Operators in the sector believe the pandemic should be an opportunity to strengthen indigenous tourism given the fact that international travel will take long to normalize. But Habimana of Wilson Tours and Travel Agency observes that traveling isn’t a passion for many Rwandese, especially now.

“Traveling isn’t a basic need and now people are stretched, some have lost their jobs, or had their salaries cut. It’s not easy to develop a package and convince them,” he says.

He believes offering promotional prices alone won’t be effective and recommends that the government also invests in behavior-change campaigns.

Rwanda’s handling of the Covid-19 pandemic has been regarded by many as a success after the country made it to the list of 15 countries from where travelers are allowed into the European Union (EU) from July 1.

“Using regional marketing and promotion strategies, countries can co-create programs and opportunities to recover, develop joint messages of solidarity to draw interests from travelers with a diversified product, pricing and packaging offers.” – Toyin Abiodun

Besides Rwanda, only Morocco and Tunisia are included from the continent, as the EU member states consider these countries safe due to their epidemiological situation related to the coronavirus.

While most of the pandemic-induced hardships appear to be in the past, the tourism and hospitality sector is far from getting back on its feet.

In order for it to rebound, experts say that a number of steps must be followed to ensure a balance between reopening whilst ensuring people are safe from the virus.

Toyin Abiodun, the Strategic Advisor at the Tony Blair Institute for Global Change, tells FORBES AFRICA the steps include dialogues with industry players to draw out short-term tailored practical measures, ensure adequacy of a variety of infrastructure components for travel to and from tourist locations and continuously send out strong messages on the safety and security African destinations offer foreign travelers. He also believes regional coordination would significantly support the sector’s recovery. “Using regional marketing and promotion strategies, countries can co-create programs and opportunities to recover, develop joint messages of solidarity to draw interests from travelers with a diversified product, pricing and packaging offers.”

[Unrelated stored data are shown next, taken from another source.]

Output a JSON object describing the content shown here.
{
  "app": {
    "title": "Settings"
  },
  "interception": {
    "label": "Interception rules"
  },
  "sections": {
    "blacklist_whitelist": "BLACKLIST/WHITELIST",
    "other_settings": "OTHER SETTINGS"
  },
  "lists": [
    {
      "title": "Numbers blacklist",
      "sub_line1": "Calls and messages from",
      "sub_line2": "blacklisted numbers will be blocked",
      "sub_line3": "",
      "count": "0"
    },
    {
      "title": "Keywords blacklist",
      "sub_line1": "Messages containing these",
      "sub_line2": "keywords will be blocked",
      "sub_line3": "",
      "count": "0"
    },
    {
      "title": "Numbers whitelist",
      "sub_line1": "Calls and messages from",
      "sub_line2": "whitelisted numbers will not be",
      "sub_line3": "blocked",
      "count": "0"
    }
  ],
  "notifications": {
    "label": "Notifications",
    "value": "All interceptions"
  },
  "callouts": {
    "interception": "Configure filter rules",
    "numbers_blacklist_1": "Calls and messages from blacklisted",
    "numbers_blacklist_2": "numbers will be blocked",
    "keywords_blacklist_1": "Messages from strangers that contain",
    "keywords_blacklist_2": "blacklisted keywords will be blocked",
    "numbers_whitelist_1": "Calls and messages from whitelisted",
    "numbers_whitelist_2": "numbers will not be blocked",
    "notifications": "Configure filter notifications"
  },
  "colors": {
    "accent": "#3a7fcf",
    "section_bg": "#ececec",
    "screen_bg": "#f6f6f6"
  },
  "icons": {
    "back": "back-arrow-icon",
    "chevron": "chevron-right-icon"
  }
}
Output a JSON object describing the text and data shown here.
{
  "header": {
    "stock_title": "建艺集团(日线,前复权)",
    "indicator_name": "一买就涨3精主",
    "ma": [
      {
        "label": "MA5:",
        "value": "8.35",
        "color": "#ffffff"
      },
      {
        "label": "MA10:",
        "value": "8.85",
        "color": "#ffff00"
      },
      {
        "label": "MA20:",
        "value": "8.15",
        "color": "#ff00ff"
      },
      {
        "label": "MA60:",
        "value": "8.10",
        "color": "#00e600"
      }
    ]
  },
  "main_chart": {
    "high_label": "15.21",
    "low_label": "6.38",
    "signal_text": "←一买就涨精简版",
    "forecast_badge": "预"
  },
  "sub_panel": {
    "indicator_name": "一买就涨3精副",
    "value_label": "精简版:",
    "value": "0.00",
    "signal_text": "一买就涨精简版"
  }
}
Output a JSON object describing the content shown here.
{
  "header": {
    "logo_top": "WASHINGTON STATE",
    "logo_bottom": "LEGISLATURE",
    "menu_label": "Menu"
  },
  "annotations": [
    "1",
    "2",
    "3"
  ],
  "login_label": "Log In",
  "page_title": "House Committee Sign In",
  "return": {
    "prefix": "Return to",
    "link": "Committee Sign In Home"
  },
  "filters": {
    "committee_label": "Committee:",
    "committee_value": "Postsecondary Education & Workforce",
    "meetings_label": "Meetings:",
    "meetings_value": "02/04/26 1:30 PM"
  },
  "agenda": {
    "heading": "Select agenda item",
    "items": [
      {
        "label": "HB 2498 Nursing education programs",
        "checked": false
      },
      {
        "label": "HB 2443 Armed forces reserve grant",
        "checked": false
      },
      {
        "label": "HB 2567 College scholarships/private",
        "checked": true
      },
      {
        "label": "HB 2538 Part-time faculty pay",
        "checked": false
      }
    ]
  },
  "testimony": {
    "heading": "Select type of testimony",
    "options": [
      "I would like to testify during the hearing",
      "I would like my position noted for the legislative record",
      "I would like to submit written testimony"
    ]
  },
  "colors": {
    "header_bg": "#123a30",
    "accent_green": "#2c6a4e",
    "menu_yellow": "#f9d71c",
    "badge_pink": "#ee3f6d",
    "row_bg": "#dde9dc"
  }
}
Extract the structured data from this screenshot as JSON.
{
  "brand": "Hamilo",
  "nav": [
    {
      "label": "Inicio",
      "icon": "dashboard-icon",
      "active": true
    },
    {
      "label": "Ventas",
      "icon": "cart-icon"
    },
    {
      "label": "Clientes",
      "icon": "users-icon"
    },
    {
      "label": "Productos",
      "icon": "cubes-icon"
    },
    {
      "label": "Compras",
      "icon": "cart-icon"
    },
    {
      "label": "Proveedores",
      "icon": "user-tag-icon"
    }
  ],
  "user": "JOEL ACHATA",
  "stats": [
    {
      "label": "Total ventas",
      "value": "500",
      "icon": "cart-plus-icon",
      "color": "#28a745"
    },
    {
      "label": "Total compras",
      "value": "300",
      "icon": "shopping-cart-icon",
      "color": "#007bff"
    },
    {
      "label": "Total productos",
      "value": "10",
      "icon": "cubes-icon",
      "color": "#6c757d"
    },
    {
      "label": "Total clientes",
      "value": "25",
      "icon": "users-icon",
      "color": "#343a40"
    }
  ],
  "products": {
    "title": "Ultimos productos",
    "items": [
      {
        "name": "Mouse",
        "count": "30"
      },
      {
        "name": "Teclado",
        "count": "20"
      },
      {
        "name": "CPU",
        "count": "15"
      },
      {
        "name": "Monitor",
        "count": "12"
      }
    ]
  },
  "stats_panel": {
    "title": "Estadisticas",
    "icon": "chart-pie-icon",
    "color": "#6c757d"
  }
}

Toyin adds that this would help reduce the adjustment costs associated with setting up individual protocol systems and ensure integration that enhances cross-country intel-sharing to restore traveler confidence.

Tour consultant Fridah advises that tour companies shouldn’t lose hope but rather keep on promoting their packages and revise their prices so as to be afloat.

“In addition, in cases where a company feels over-staffed, they shouldn’t fire their workers but rather come to an agreement to either pay them commission or half-salary because firing them will not bring in business.”

She explains that social media has been one of the ways she now promotes her business.

“I have been engaging with our audience on our social media handles, posting pictures for them not to lose hope [about] traveling again.”

Surely, the operative word is hope, not just for tourism, but for every industry on the planet now fighting for survival.